26 Eylül 2017 Salı

BAĞIRMAYAN ANNE-BABA OLMAK!



Hamileyken okuduğum "Doğal Ebeveynlik" (William ve Martha Sears) kitabı dışında ebeveynlikle ya da çocuk yetiştirmekle alakalı herhangi bir kitap okumamıştım Özüm'ü doğurduktan sonra. "Doğal Ebeveynlik"te zaten aradığım herşeyi bulmuş, yeterince tatmin olmuş, anne ve bebek arasındaki o şefkatli ve özel bağın gücüne inanmış, gerisini de çok irdelememiştim.

Yakın zamanda ise bir rastlaşma yaşadım Tchibo'da. Ahşap oyuncakların yanına iliştirilmiş bu kitapla.

Bir kitap kurdu olarak karşı koyamadım ve istemsizce elimi atıp raftan aldım tesadüfen karşıma çıkan bu kitabı. Ama ismini görünce de ne yalan söyleyeyim bir an durakladım.

"Bağırmayan Anne Baba Olmak!"

"Nasıl yani?" diye düşündüm. "Bir sihirli formülden mi bahsedecek yoksa bu kitap?"

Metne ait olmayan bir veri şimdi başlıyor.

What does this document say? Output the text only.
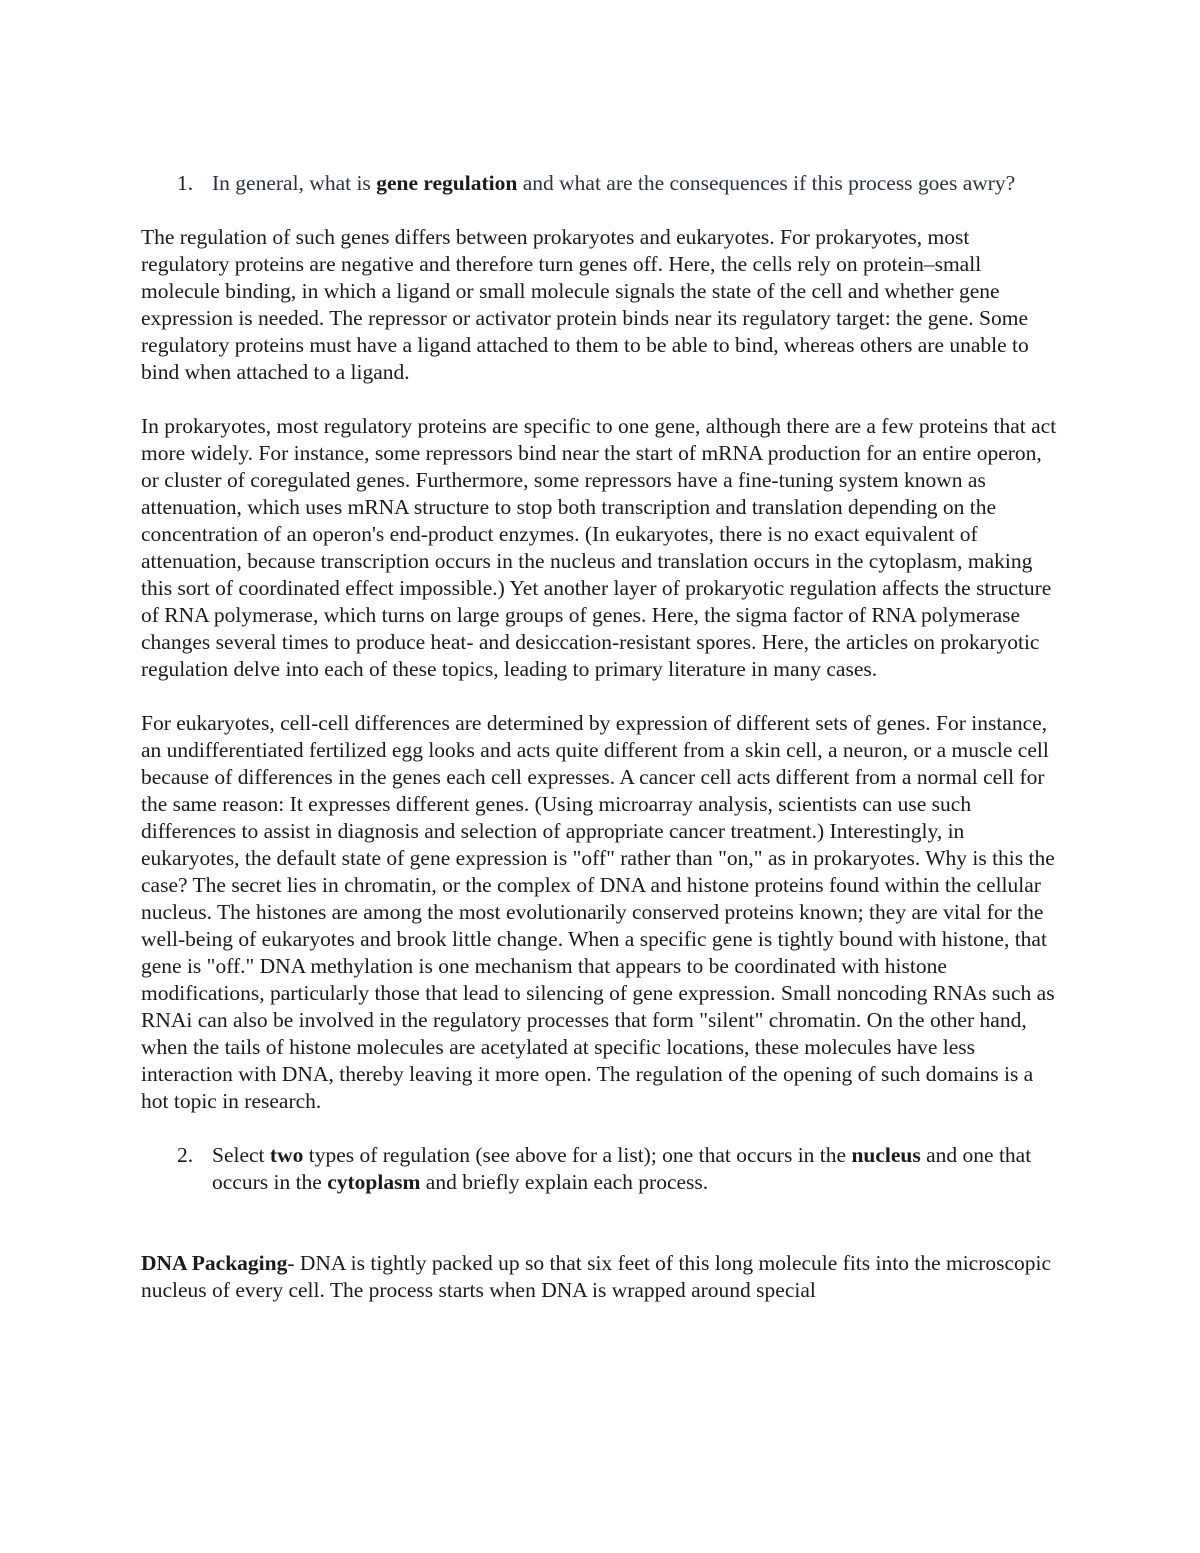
1. In general, what is gene regulation and what are the consequences if this process goes awry?

The regulation of such genes differs between prokaryotes and eukaryotes. For prokaryotes, most regulatory proteins are negative and therefore turn genes off. Here, the cells rely on protein–small molecule binding, in which a ligand or small molecule signals the state of the cell and whether gene expression is needed. The repressor or activator protein binds near its regulatory target: the gene. Some regulatory proteins must have a ligand attached to them to be able to bind, whereas others are unable to bind when attached to a ligand.

In prokaryotes, most regulatory proteins are specific to one gene, although there are a few proteins that act more widely. For instance, some repressors bind near the start of mRNA production for an entire operon, or cluster of coregulated genes. Furthermore, some repressors have a fine-tuning system known as attenuation, which uses mRNA structure to stop both transcription and translation depending on the concentration of an operon's end-product enzymes. (In eukaryotes, there is no exact equivalent of attenuation, because transcription occurs in the nucleus and translation occurs in the cytoplasm, making this sort of coordinated effect impossible.) Yet another layer of prokaryotic regulation affects the structure of RNA polymerase, which turns on large groups of genes. Here, the sigma factor of RNA polymerase changes several times to produce heat- and desiccation-resistant spores. Here, the articles on prokaryotic regulation delve into each of these topics, leading to primary literature in many cases.

For eukaryotes, cell-cell differences are determined by expression of different sets of genes. For instance, an undifferentiated fertilized egg looks and acts quite different from a skin cell, a neuron, or a muscle cell because of differences in the genes each cell expresses. A cancer cell acts different from a normal cell for the same reason: It expresses different genes. (Using microarray analysis, scientists can use such differences to assist in diagnosis and selection of appropriate cancer treatment.) Interestingly, in eukaryotes, the default state of gene expression is "off" rather than "on," as in prokaryotes. Why is this the case? The secret lies in chromatin, or the complex of DNA and histone proteins found within the cellular nucleus. The histones are among the most evolutionarily conserved proteins known; they are vital for the well-being of eukaryotes and brook little change. When a specific gene is tightly bound with histone, that gene is "off." DNA methylation is one mechanism that appears to be coordinated with histone modifications, particularly those that lead to silencing of gene expression. Small noncoding RNAs such as RNAi can also be involved in the regulatory processes that form "silent" chromatin. On the other hand, when the tails of histone molecules are acetylated at specific locations, these molecules have less interaction with DNA, thereby leaving it more open. The regulation of the opening of such domains is a hot topic in research.

2. Select two types of regulation (see above for a list); one that occurs in the nucleus and one that occurs in the cytoplasm and briefly explain each process.

DNA Packaging- DNA is tightly packed up so that six feet of this long molecule fits into the microscopic nucleus of every cell. The process starts when DNA is wrapped around special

Bir an rafa geri koymak istedim ama nedense elim de gitmedi. Birkaç sayfa açıp incelemek istedim.

Sayfaları kurcalarken:

"Çocuklarımızdan sorumlu olmak yerine çocuklarımıza karşı sorumlu olmak!" vurgusunu gördüm ve sanırım 5 dakika boyunca elimde kitap, yüzümde koca bir tebessüm mağaza içerisinde bunun hakkında düşündüm.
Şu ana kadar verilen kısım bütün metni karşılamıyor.